Plans to be discussed at the party’s autumn conference propose a Future Transport Fund, specifically to fund investment and remove bottlenecks from the system by introducing more trains and reopening lines.

Environment spokesman Chris Huhne said: “These plans will shift freight from road to rail, cut carbon, and improve mobility as the rail network begins to run out of capacity.”

Rail improvements need £12 billion investment over five years but the Liberal Democrats propose this could be funded with levies on roads and flights.

They propose a charge on road freight, linked to weight and emissions. This would further encourage freight to switch to the railways and raise £600 million, the Lib Dems estimate.

They also want to levy a climate change charge on internal flights, starting from £10 a ticket. Life-line routes, such as those linking the Scottish islands, would, however, be exempt.

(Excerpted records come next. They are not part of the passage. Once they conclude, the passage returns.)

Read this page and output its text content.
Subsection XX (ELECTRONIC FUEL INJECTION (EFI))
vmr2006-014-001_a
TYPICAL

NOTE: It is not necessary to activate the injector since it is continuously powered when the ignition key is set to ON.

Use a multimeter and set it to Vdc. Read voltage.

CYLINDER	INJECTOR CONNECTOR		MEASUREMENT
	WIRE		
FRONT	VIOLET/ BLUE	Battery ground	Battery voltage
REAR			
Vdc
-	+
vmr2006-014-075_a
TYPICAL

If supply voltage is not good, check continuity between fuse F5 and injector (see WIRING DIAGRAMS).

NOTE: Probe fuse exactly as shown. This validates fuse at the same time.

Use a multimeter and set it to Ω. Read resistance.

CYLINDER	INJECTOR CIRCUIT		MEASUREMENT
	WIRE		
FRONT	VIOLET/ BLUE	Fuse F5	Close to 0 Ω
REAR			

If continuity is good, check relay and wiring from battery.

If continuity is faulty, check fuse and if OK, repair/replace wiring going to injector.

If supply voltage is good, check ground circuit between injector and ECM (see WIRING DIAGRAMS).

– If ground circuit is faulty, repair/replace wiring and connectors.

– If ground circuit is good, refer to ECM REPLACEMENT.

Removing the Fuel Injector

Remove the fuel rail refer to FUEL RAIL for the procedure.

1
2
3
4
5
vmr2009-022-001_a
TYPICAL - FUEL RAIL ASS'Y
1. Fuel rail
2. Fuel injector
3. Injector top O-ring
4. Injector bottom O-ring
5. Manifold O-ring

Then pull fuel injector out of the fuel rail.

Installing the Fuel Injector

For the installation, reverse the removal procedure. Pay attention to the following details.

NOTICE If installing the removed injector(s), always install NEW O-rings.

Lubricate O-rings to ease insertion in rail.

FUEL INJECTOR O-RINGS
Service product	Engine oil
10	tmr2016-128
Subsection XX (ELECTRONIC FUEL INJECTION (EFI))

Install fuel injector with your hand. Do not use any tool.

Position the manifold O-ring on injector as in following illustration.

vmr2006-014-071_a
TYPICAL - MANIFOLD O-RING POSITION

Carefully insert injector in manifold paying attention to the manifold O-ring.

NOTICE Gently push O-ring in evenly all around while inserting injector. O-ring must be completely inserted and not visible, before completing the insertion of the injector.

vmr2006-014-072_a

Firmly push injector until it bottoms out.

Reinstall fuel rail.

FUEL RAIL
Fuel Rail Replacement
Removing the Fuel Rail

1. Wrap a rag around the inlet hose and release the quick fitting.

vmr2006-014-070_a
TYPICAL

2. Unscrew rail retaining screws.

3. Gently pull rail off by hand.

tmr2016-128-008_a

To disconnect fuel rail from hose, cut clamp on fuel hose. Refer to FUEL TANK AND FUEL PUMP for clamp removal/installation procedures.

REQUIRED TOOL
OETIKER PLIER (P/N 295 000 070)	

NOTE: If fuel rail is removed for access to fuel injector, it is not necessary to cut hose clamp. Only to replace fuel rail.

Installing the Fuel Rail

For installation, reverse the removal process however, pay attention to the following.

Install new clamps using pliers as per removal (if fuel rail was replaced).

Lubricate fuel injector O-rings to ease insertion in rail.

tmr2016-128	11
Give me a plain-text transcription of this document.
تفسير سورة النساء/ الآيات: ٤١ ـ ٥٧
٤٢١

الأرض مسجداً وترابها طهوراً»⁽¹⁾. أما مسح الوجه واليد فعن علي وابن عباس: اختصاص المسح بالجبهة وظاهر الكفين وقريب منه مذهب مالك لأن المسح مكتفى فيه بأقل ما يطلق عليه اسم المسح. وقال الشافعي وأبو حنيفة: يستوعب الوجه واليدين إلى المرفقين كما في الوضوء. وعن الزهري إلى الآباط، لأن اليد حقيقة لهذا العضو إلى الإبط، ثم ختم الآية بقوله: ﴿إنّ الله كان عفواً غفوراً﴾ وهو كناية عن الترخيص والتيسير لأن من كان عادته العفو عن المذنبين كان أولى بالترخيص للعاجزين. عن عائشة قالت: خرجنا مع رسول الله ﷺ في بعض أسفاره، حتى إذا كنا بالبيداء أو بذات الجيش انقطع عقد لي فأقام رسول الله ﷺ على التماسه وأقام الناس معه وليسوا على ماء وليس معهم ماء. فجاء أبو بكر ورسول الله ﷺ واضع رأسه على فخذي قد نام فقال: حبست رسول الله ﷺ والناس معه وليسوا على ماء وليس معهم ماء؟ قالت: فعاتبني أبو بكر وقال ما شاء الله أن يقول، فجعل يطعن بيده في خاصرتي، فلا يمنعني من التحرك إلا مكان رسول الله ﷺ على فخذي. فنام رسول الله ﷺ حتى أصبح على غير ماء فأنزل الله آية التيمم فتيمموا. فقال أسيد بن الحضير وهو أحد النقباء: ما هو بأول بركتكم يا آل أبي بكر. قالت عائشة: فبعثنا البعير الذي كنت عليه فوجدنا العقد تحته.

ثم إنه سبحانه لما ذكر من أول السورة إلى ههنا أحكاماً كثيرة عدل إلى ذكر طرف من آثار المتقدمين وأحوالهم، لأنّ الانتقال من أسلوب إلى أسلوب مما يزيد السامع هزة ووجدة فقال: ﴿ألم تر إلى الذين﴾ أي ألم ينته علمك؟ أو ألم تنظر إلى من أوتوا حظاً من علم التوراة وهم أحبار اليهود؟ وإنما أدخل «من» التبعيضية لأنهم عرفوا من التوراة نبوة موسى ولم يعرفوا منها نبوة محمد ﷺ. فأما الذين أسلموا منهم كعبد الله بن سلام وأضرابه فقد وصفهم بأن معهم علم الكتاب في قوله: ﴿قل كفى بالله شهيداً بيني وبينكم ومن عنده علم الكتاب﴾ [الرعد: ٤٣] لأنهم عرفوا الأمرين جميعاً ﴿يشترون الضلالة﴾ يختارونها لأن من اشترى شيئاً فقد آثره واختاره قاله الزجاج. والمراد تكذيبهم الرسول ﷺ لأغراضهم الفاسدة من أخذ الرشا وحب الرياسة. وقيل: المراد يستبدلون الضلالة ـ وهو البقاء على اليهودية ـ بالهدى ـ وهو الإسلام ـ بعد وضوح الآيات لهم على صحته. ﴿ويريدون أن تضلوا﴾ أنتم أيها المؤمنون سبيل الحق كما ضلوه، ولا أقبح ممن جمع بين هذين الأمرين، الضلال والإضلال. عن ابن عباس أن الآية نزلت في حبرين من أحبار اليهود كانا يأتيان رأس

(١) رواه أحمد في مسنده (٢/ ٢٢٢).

To improve the railways, the Lib Dems support plans for high speed north-south and east-west lines, arguing these could provide a viable alternative to internal flights.

Transport spokesman Susan Kramer said: “If freight can be taken off the roads and people can be convinced to swap plane journeys for high-speed rail, then we can really start to make a difference to our environment.

“Rail is the key to cleaning up Britain’s transport, not an added extra as ministers seem to think.”

But Ms Kramer argued substantial investment is needed to create a 21st century rail net work.

“We must modernise our transport infrastructure, or serious economic consequences will follow in the future,” she warned.

Transport secretary Ruth Kelly last month announced a £10 billion investment in the railway network, designed to increase capacity and reduce bottlenecks.